Love Medicine

"Ethnic writing = works that focus on the lives and particular concerns of America's minorities- labors under a peculiar burden: only certain types of people are supposed to be interested. Louise Erdrich's first novel, Love Medicine, dispels these spurious notions".  This quote comes from Marco Portales review of the book Love Medicine, by Louise Erdrich ("People with Holes in Their Lives." The New York Times Book Review 23 December 1984: 6).

The novel consists of fourteen chapters, in which seven narrators relate the particulars of life as an American Indian. Portales feels that by using this structure, Erdrich is able to present a variety of voices. Each adds a different dimension whether cruel, somber, or humorous that together is a wondrous prose song. The characters may at first seem unfamiliar to the reader, but over time Erdrich makes us care for them, and understand them through her selection and skillful presentation of the events and attitudes that each of her well conceived narrators relate.
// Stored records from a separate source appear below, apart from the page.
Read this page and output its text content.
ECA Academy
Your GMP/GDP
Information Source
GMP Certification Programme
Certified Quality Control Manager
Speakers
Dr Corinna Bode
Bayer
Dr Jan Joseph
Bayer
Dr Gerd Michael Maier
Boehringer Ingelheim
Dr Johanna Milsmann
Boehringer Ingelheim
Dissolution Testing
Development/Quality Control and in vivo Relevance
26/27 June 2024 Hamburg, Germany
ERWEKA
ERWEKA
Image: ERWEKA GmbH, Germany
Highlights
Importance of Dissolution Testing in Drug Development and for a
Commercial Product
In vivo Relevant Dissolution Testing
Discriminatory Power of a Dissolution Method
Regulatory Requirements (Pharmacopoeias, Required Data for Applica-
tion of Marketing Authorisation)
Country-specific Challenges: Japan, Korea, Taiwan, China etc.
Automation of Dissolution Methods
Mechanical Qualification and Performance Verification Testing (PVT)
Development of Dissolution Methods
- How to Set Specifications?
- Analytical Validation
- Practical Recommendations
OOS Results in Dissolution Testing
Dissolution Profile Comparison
 Mr. Portales believes that ultimately, the book is about the enduring varieties of loving and surviving, and these themes are revealed in a narrative that is a perfect mixture of comic and tragic. Each word in each sentence seems to be perfectly placed. Although the books fit together wonderfully, there are some objections as well. Erdrich could have added more to the background, had she focused more on the younger generation such as Albertine and Lipsha. The depiction of Albertine  is intriguing because she represents the younger generation of the Chippewa women. We are shown what happens to the Indians of the older generation, but she leaves us only to guess at the futures of the younger characters.

Some of the minor flaws that Portales brings out in his critique do not detract from the clear success that Erdrich has at portraying the Native American characters to which most Americans are completely oblivious. With Love Medicine, Erdrich enters a company of America's better novelists and readers who are expecting to see more imaginative and accomplished writing from her in the future.

" A poet's novel" is the way that critic Robert Towers sums up the book Love Medicine by Louise Erdrich in his article ("Uprooted." The New York Review of Books11 April 1985: 36-37). Towers finds the book very hard to follow. "The episodes, most of them dramatic monologues, are loosely strung together and the relationships between various narrators and characters are so confusing that you find yourself constantly having to flip back to earlier sections in order to keep your bearings on where you are headed". The reader who sticks with it however, will find themselves undergoing an adoption into a nearly forgotten Indian tribe.

Love Medicine delivers an attack against an official policy that tried to make farmers out of the hunting and fishing Chippewas.  However, this view seems only to be loved by the sentimental reader. Alas, the love medicine does not always work. Erdrich applies it so thickly to the wounds and abrasions, that her characters suffer.  At times, the language seems to be too intense and the reader feels coerced into accepting the romanticized version of how things really are. Despite these downfalls, Erdrich is a notably talented writer who has produced a novel that deserves much praise despite its structural problems and stylistic excesses.

I chose to use two different book reviews because I believe that both Portales and Towers had valuable things to say about Love Medicine. Portales feel that Erdrich has a remarkable way of putting the life of the Native Americans into words, giving those unfamiliar with it a real look at how they live. Erdrich blends the story with just the right amount of comic relief to mask some of the pain that their everyday life seemed to be plagued with. Towers felt that she went to the extreme in this area and made it so heart wrenching that it was unbelievable. I tend to disagree with Towers.  People who are not Native American, or are not familiar with their way of life, need books such as this to wake them up and make them realize how other cultures live. Although this is a novel, it still gives an almost real look at how another culture survives. I tend to think the only reason we view this as negative is that it gives us a look at something we may want to forget, due to the fact that we may have part in causing some of their trials.

Towers claims that the book is hard to follow, and in some respects, I agree. At first I had a hard time following it and did find myself looking back to see whom exactly the book was talking about. However, as the book progressed and I allowed it to soak in, it really became much clearer, even simple, to follow. It is not a book you just pick up to read and not put thought into; it requires you to think and to process.  I think Louis Erdrich's point, was that she wanted us to reflect and to think as we read the book.

I found parts of the book troubling and at times even disturbing. Although it may not be on my list of favorites, I still am glad that I took the time to read it. It caused me to step back and look at things from a perspective that I had not given much thought to before. Since reading it, I think it has continued to influence the way I look at things as well. At times we take things for granted and are content to live in our little bubbles without much regard to what goes on around us, but this book has caused me to see the life of the Native American from a different perspective and step out of the bubble for a better look at things.